Studies indicate CBT is effective in both juvenile and adult prison populations. Different approaches apply CBT under different headings like “Aggression Replacement Therapy” or “Reasoning and Rehabilitation,” but apply the same underlying principles of empowering the individual to change how they respond to their environment.

This broad spectrum approach is ideal for populations who have experienced a higher rate of trauma, inside or outside of prison, have a high rate of drug exposure, and who have minimal coping skills to manage anger, cravings, and other behaviors.

Drug Abuse Equates With High Recidivism

The most common factor in recidivism rates among prison populations is drug abuse and drug-related offenses, and yet a recent report by the National Center on Addiction and Substance Abuse (CASA), indicated that as of 2010, though more than half of all prison populations met the diagnostic criteria for a substance use disorder, fewer than 11 percent received treatment for the addiction. A higher number took part in support groups or applied self-help materials. At the same time, prison populations continue to grow.

Programs that involve CBT have been shown to greatly reduce recidivism and moving forward, could be a key element in reducing overall prison populations within the United States. They are also key to reducing rates of violent crime like rape and murder, related to drug offenses.
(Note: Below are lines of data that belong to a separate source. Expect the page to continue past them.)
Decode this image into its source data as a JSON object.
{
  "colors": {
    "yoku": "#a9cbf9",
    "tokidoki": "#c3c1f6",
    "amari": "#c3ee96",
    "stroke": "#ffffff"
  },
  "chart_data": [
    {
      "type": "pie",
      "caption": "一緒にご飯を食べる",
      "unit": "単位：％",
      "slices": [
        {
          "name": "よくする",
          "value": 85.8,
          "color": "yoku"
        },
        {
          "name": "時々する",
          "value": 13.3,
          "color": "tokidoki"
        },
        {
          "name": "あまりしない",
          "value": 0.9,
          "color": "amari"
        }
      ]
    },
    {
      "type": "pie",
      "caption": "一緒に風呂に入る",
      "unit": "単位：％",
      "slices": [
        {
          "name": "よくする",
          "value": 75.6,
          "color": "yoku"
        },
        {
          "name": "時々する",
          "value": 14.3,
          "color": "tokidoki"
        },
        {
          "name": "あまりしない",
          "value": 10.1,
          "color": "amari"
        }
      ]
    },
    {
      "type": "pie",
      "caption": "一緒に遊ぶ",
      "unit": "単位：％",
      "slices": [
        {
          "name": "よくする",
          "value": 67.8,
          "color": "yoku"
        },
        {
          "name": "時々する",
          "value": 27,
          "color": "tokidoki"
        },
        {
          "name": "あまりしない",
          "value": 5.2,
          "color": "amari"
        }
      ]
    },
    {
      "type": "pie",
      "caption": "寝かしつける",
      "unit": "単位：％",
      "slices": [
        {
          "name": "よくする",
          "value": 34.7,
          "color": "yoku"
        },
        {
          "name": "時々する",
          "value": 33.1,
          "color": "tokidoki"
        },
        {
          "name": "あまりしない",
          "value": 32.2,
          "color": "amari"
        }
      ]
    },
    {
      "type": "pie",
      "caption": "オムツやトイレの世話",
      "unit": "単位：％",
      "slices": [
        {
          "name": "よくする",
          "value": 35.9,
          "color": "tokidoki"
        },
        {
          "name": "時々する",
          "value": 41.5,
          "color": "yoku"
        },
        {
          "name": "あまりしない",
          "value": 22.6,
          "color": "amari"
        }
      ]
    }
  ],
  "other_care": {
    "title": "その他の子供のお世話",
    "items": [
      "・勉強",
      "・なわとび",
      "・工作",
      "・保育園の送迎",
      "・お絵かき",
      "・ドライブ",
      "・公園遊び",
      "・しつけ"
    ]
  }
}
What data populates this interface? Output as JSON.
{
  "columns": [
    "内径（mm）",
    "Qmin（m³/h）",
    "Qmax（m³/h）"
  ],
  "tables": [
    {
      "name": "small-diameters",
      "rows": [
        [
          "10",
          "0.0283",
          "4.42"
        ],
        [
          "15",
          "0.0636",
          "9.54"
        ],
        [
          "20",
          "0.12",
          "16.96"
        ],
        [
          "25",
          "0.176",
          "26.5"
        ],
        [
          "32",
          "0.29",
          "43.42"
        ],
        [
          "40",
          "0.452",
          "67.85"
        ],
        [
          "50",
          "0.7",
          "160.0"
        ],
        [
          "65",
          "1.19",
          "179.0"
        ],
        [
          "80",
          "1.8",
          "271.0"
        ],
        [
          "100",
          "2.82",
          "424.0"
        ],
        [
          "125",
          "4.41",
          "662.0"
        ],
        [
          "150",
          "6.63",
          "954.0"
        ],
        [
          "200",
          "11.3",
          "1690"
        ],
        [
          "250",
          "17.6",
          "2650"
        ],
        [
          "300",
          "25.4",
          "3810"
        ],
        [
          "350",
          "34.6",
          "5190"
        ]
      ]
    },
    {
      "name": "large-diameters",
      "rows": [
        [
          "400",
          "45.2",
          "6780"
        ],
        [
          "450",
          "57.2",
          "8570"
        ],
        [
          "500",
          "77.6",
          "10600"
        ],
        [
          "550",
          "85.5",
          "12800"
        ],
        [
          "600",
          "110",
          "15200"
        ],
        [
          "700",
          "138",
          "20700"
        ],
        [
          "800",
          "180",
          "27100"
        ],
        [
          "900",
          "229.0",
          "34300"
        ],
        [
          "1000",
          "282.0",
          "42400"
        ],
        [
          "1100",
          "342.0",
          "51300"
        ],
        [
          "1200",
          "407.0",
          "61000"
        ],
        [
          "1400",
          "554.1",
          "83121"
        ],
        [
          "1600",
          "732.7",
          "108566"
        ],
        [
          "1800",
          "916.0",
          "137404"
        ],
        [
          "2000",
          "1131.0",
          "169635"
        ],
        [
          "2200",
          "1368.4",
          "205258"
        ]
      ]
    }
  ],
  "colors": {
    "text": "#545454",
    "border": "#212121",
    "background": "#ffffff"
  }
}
Though the Bureau of Prisons does contract with treatment providers in all 50 states, access to these programs may be limited. Someone in prison who wishes to obtain CBT or participate in a residential addiction treatment program will need to make this request through their assigned caseworker. Twelve Step programs like Narcotics Anonymous (NA) and Alcoholics Anonymous (AA) have also been powerful tools in battling addiction in the prison setting.